In her grandmother's attic, Sienna discovers a skylight that opens not to the sky but to a specific year: 1998. Through the glass, she sees her younger self drawing on the driveway, her grandmother hanging laundry. The skylight opens for fifteen minutes each day. Sienna experiments, dropping notes through. Her younger self finds them, believing them magic. The notes are simple—"You are loved," "Hide the spare key under the third brick." Sienna resists bigger interventions. Then she learns her grandmother will have a stroke that year. She considers warning her.

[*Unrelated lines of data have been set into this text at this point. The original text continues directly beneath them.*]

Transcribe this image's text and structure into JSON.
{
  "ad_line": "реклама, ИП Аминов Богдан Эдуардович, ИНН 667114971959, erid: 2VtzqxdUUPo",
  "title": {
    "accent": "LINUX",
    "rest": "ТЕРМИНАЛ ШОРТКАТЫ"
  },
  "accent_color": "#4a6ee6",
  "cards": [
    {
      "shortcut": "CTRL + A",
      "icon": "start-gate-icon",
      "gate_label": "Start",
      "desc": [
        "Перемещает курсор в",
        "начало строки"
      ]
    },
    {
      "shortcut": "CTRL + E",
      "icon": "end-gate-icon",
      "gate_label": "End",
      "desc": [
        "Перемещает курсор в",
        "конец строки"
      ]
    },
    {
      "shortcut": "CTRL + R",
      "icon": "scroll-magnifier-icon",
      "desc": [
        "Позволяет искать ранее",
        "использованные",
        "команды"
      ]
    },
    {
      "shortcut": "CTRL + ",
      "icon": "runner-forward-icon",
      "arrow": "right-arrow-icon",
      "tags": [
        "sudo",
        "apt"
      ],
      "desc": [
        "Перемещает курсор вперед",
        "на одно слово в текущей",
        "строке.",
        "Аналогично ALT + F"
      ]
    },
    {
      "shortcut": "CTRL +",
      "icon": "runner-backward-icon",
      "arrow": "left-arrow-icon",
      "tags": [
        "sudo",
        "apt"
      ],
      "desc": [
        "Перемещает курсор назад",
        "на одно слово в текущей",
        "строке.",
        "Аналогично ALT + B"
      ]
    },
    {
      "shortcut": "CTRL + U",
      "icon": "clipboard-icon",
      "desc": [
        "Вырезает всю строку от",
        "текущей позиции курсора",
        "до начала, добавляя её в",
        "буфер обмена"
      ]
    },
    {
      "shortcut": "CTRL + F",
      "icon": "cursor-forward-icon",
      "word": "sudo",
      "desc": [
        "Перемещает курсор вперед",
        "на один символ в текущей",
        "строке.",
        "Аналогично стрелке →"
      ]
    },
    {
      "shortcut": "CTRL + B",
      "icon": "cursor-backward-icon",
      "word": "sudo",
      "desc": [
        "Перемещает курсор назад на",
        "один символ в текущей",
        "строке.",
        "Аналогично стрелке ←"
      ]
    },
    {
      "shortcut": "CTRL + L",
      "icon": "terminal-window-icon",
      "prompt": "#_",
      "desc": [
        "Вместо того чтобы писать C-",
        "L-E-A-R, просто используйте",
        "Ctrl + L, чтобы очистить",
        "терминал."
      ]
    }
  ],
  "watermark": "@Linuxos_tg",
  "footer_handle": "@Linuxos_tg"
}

The skylight hums with possibility. Sienna writes: "Drink more water. See a doctor." Her younger self delivers it to Grandma, who laughs, then schedules a checkup. The stroke is milder, recovery quicker. Sienna feels relief and guilt. She wonders what else to change. The skylight dims when she tries to send stock tips, refusing greed. It seems to allow only acts of care. Over time, Sienna and her younger self trade jokes, drawings, recipes. When the skylight's magic fades, Sienna installs an actual skylight, honoring the hole in time with real light. She keeps old notes in a box labeled "Past Due," a reminder that some connections can reach back, but most love must be delivered in the present. On rainy days, she sits under the new glass, reading those notes aloud, letting them fall onto her own kitchen table as if time still had a slot for mail.
Years later, Sienna's daughter finds the note box and the new skylight. Sienna tells her the story. The daughter asks if she can send a note back. Sienna shrugs, writes one anyway: "Dear Mom in 1998, the cookies were perfect." She slides it under the skylight. Nothing happens, but that night Sienna dreams of her younger self smiling, cookies in hand. Maybe timelines listen even when portals close.